2018/Berlin/datalake

Digital Archiving was a session at IndieWebCamp Berlin 2018.

IndieWebCamp Berlin 2018
Session: Digital Archiving
When: 2018-11-03 14:10

Participants

media vs format
licensing is interesting: public, permissive licensed has chance to get additional copies outside
media:
- reliablitiy of media vs reliability of interfaces
- Tape is awesome in reliability/storage duration, but readers are expensive and need to be maintained too
- optical: CD is random, DVDs (outside maybe M-Disk?) less good. readers long-term available. Blue-Ray: archival grade available, cheap ones organic storage layers.
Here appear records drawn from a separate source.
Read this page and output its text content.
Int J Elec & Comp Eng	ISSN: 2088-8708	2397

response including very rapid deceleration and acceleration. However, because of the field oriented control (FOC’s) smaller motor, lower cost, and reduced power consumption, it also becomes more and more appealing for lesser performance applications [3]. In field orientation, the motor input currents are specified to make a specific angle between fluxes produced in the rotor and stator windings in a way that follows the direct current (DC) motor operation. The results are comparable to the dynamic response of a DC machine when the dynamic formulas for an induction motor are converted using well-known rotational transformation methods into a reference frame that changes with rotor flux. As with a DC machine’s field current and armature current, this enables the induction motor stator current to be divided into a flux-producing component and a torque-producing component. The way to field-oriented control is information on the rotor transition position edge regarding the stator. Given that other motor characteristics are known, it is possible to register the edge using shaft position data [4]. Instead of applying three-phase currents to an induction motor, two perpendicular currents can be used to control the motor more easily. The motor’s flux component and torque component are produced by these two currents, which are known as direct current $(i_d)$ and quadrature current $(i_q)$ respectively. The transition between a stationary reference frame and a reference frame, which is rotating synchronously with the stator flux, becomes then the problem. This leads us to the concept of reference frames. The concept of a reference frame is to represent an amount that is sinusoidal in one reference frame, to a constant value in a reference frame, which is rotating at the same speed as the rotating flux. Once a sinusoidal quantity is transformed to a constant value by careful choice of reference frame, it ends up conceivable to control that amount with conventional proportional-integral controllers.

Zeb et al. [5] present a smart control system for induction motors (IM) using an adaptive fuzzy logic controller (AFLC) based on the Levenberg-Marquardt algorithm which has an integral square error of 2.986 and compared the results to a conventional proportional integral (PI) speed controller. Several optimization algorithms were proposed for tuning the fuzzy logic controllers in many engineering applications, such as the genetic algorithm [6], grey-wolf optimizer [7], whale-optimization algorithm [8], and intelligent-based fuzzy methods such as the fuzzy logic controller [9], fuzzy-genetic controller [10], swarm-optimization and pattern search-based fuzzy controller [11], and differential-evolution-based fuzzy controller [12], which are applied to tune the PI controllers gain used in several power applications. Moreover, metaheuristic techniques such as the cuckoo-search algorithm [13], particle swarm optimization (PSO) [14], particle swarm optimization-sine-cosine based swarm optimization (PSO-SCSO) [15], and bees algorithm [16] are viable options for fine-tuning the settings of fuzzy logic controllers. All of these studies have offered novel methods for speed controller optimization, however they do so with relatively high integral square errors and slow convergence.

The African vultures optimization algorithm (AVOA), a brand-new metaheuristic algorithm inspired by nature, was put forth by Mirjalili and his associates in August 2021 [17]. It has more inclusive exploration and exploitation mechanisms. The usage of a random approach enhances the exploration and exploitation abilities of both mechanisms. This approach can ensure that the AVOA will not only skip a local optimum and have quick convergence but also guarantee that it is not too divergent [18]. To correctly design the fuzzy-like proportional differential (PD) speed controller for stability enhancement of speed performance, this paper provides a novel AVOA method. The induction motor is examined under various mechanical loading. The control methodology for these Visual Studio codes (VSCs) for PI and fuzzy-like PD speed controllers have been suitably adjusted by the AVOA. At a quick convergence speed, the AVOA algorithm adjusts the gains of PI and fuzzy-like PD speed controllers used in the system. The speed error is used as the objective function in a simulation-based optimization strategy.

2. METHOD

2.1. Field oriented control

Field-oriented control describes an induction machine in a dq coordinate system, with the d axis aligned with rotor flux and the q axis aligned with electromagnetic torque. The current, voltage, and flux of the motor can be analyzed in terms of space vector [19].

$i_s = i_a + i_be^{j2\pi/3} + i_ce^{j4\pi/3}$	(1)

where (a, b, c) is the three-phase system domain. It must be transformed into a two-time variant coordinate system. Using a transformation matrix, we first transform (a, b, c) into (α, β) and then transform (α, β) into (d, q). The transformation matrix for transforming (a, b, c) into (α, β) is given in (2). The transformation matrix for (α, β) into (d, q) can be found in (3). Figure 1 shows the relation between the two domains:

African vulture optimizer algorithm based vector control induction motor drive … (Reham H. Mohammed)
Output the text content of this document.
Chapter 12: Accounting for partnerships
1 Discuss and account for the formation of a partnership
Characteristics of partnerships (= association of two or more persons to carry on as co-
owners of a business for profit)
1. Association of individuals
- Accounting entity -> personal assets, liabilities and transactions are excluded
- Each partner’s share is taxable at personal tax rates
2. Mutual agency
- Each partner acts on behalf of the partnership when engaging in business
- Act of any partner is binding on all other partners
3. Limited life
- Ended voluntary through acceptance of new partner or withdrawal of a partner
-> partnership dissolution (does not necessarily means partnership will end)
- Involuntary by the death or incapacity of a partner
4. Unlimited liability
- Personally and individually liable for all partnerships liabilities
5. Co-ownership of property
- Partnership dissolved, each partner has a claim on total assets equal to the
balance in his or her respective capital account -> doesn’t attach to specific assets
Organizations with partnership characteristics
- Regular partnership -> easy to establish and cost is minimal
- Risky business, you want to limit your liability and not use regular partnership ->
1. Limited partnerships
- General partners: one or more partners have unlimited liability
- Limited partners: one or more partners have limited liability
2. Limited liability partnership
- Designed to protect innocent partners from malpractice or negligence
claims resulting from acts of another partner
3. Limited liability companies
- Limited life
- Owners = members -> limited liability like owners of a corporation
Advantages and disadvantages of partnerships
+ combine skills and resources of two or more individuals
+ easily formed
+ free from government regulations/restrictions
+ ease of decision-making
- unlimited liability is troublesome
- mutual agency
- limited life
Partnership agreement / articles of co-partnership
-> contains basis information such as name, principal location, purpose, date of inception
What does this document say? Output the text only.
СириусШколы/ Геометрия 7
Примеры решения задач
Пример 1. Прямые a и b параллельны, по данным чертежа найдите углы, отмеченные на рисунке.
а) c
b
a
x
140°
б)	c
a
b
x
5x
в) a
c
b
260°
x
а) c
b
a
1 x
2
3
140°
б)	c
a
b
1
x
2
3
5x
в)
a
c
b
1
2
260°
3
Expensive media too.
- Flash (SD, SSD, CF, ...) loose data (charge) if unpowered for extensive period (~5 years) (SSDs I've seen numbers in the months if not stored in cold places)
- HDDs are relatively cheap, sturdy even if stored powered off
digital:
- text is great
- common, simple formats are good (jpg, png)
- PDF is complex - if you do want to store to print, LaTeX (https://www.latex-project.org/) or PostScript
- potentially: archive software too if possible (trickier for modern, clound-connected software) - if archiveing source code, archive compiler, and all dependencies as well

again audience: if external users, central, somewhat standardized hierarchy is useful.
full-text search

References